En novembre 1977, Sadate devient le premier dirigeant arabe à effectuer une visite officielle en Israël malgré la désapprobation du monde arabe. Mais cette visite est le début du dégel car elle donnera lieu à des accords de paix, signés au Camp David aux Etats-Unis sous le regard bienveillant du président Jimmy Carter. Cette signature est considérée par les arabes comme une trahison mais elle donne l’occasion au président égyptien de recevoir le Prix Nobel de la Paix en même temps que Menahem Begin, le Premier ministre israélien.

En septembre 1981, Sadate lance une offensive majeure contre les intellectuels et les activistes. Le pays est en proie à une crise économique sans précédent et Sadate s’allie avec les islamistes pour anéantir les velléités des communistes. Il fait contrôler les universités par des étudiants islamistes et envoie en prison tous ceux qui étaient considérés comme des gauchistes.
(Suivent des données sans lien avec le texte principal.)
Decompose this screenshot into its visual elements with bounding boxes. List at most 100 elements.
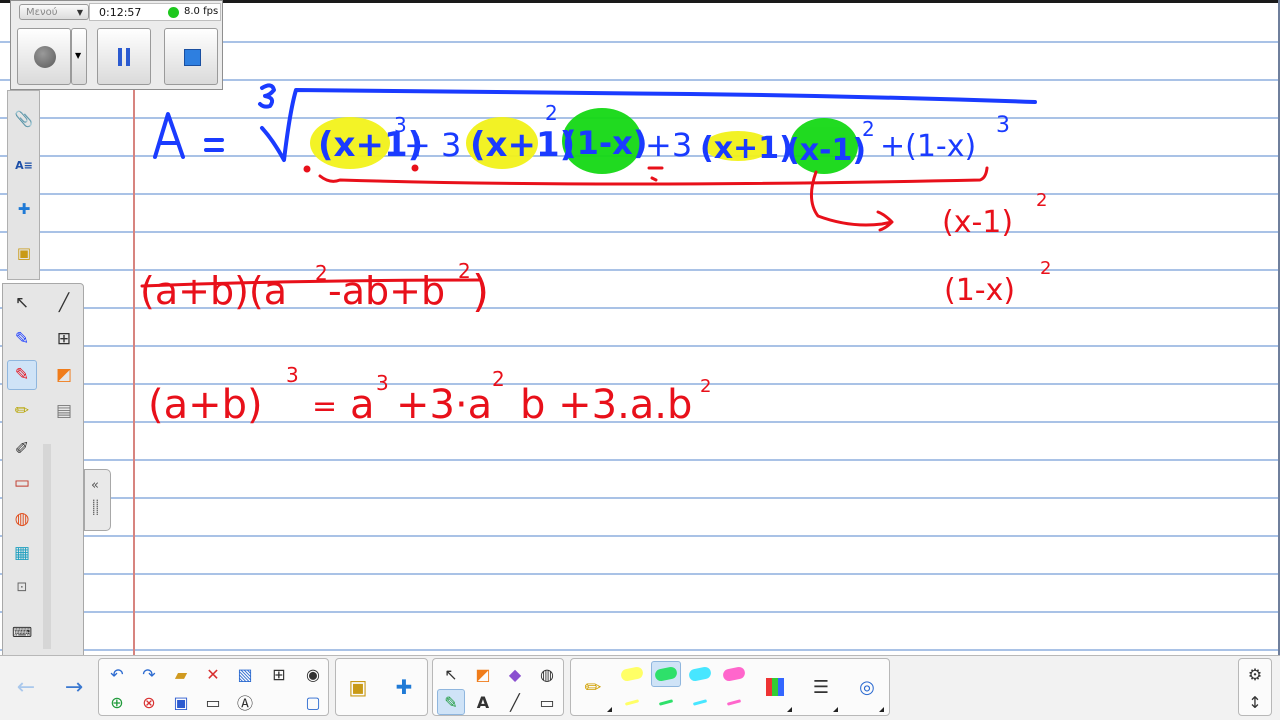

Il devient alors plus impopulaire que jamais.

Le 6 octobre, un mois après la vague d’arrestations, Sadate est assassiné durant une parade militaire filmée au Caire par des membres de l’armée qui appartiennent à l’organisation du Jihad islamique égyptien, fondée par d’anciens membres des Frères musulmans.

« Il disait, puisqu’il faut mourir, laissez-moi le droit de choisir… » (Enrico Macias). Il n’avait pas choisi de mourir sous les balles d’un certain Khalid Islambouli qui lui a tiré dessus à bout portant.